# Thread: Best approach for extracting bits from a certain kind of pseudorandom generator?

1. ## Best approach for extracting bits from a certain kind of pseudorandom generator?

I have this pseudorandom generator that works in some arbitrary state space S. Obviously, the complexity (apparent entropy) of the output generated depends on the "size" of S. Unfortunately, for this particular generator the larger the state space, the larger the range of the integers generated. So I need to extract 64-bit numbers from a say 2^4096-bit result R. Now I could just cycle the generator, take the modulus of R with 2^64 to be my random number, rinse, repeat. But then using that approach I'd potentially be discarding a ton of bits on each run (the actual size of each number is unpredictable however). I'd really like to use at least some of those unused bits, but then again I don't want to risk biasing the output in the process either (suppose I were to simply take the modulus and divide out 2^64 repeatedly until R was exhausted, for instance). Is there an easy way to safely do this...or, should I just fuggeddaboudit (ie: not worth the trouble)?

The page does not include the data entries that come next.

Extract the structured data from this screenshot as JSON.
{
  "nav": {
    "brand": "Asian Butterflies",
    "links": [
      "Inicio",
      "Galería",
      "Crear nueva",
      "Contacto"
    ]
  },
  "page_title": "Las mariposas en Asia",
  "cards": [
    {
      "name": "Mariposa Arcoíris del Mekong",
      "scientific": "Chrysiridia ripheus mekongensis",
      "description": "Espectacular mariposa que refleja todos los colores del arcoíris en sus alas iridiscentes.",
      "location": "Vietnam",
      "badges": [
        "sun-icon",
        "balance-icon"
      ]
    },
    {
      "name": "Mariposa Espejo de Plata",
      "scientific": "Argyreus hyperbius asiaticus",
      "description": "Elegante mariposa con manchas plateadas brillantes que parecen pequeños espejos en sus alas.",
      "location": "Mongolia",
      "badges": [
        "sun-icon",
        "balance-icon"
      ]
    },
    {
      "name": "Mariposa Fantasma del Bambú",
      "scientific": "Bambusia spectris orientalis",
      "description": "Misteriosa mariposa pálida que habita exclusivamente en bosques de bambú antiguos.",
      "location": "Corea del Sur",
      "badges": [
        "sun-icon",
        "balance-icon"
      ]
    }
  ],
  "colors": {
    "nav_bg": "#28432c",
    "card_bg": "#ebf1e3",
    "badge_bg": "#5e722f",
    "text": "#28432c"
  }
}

2. Is there a reason why you can't set S to the 64 bit range when generating these numbers and then set it to something else when you need a bigger space?

3. When you're selecting a subset of a larger set based on some criteria (such as using modulo) you're reducing its apparent entropy anyway. Setting the state space and hence range to suit (like Mario suggested) is the simplest approach, assuming the implementation of the algorithm supports that.

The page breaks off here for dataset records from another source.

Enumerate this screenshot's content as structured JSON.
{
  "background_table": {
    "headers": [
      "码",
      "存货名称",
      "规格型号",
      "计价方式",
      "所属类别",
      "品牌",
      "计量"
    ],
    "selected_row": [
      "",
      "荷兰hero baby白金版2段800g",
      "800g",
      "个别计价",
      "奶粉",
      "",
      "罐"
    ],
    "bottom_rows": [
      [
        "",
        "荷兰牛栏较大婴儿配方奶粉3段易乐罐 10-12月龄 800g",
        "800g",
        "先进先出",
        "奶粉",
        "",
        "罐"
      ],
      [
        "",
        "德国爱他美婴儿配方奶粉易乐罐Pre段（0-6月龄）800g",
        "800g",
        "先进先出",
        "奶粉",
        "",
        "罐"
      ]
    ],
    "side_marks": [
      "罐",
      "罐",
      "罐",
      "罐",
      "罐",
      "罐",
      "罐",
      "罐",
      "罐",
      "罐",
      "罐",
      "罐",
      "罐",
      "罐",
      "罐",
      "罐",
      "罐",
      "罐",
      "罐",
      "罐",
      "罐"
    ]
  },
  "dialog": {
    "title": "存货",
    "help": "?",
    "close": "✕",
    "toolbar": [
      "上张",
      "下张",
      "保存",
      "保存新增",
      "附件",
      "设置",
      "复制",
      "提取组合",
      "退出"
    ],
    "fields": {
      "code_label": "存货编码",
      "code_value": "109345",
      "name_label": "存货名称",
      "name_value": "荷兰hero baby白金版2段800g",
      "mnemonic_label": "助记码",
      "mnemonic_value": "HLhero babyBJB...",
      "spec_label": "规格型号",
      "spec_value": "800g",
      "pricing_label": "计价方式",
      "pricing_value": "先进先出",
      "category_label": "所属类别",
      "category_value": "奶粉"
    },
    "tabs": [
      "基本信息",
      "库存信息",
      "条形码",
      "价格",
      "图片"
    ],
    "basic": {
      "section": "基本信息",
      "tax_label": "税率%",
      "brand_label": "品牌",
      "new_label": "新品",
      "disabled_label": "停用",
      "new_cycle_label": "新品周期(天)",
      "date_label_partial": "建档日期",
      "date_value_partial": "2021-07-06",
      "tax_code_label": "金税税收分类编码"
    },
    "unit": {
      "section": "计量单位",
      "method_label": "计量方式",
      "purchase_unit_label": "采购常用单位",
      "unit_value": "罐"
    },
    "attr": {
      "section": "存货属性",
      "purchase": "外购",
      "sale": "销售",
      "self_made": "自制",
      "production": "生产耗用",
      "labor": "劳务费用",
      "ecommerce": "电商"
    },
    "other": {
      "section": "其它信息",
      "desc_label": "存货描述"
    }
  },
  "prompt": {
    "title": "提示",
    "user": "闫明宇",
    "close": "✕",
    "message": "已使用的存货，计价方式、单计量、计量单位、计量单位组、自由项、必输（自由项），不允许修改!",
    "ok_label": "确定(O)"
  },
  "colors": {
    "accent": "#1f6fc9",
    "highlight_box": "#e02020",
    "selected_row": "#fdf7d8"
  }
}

4. Originally Posted by Mario F.
Is there a reason why you can't set S to the 64 bit range when generating these numbers and then set it to something else when you need a bigger space?
Well yeah, because I need the quality of the corresponding output to be that of say "mersenne-twister", not "RANDU"! The only way to achieve that is with a larger state space, but simply grabbing the lower 64-bits and tossing out what could be 4032 useful bits of pseudorandomness in the process just seems so wasteful. Of course, I could simply extract every contiguous "word" out of R (in this case, 64 64-bit integers), but I have a feeling that would somehow lead to a bias in the output. And if I simply extracted as many 64-bit numbers as possible using the modulus/division exhaustion technique I hinted at earlier, the output would most definitely be biased.

5. Of course, I could simply extract every contiguous "word" out of R as possible (in this case, 64 64-bit integers), but I have a feeling that would somehow lead to a bias in the output.
O_o

If the entropy is sufficiently distributed the bias will be reasonable.

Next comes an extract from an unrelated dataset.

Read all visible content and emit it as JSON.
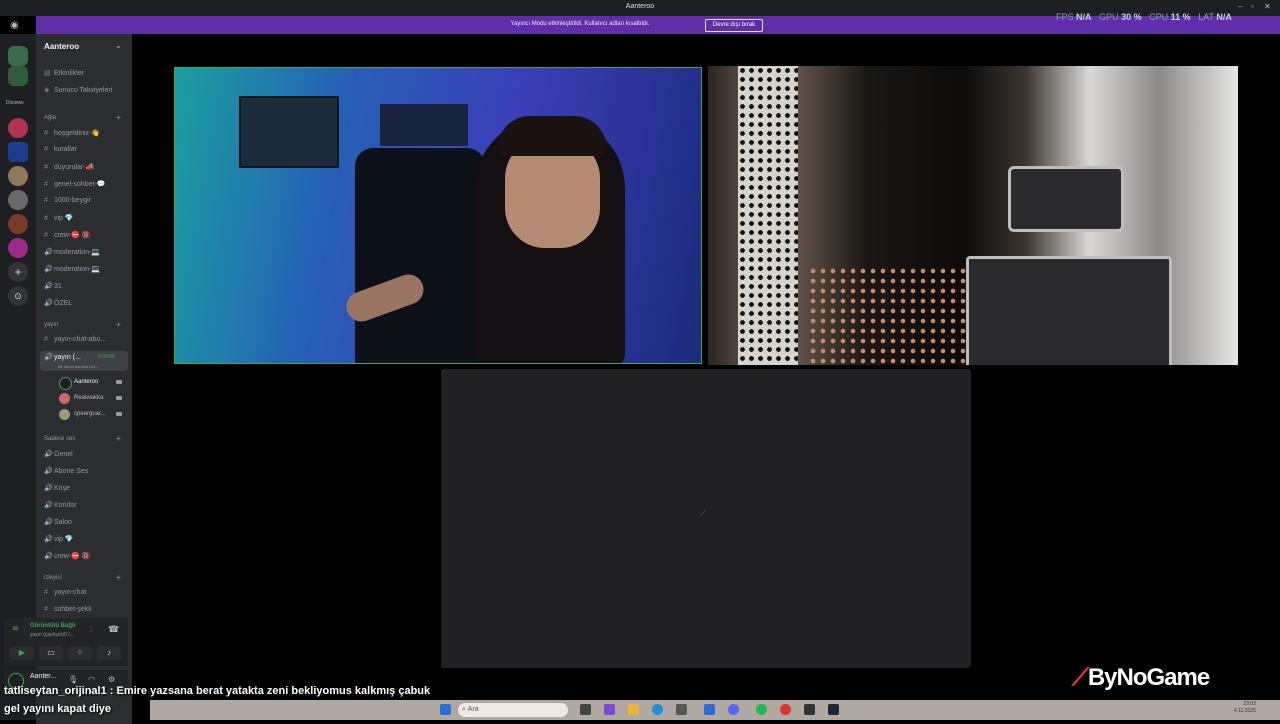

If you are really worried, consider "whitening" the output.

Soma

6. Originally Posted by phantomotap
If the entropy is sufficiently distributed the bias will be reasonable.
Right, but the potential long runs of zeroes just seems so unnatural. I mean, when we run a random generator we don't even expect a single zero-valued word, much less a whole slew of them in a row (imagine the value of R was simply 2: this would be followed by 63 zeros!). I suppose I could simply skip all zero words but then would that lead to some sort of bias in the generator?

Originally Posted by phantomotap
If you are really worried, consider "whitening" the output.
How's that?

7. Right, but the potential long runs of zeroes just seems so unnatural. I mean, when we run a random generator we don't even expect a single zero-valued word, much less a whole slew of them in a row (imagine the value of R was simply 2: this would be followed by 63 zeros!).
O_o

I'm not sure you fully appreciate the science of "seeding" a "PRNG" or how "PRNG" actually behave, but you are certainly incorrect. You should read more about the value of "PRNG" state, the relationship between state and period, and using the entire state by crafting an algorithm which eventually mutates the state into every possible configuration.
[/Edit]

You can easily initialize the state for the common "MT19937" such that you'll get a lot of zeroes. The less common "CMWC4096" has a massive run of zeroes if you initialize the state to the correct values. Even if you begin sampling these excellent algorithms with a good initial "seed", you will eventually mutate the state sufficiently to pull a large sequence of zero values because the algorithms eventually mutates into the appropriate state.

Essentially, every "PRNG" having limited state merely pulls a few bits from of a massive number. I would not only expect such a massive number to have long repeated sequences; I'd be truly shocked if it didn't have long repeated sequences. There is nothing "unnatural" about a "PRNG" that returns the same value multiple times in series.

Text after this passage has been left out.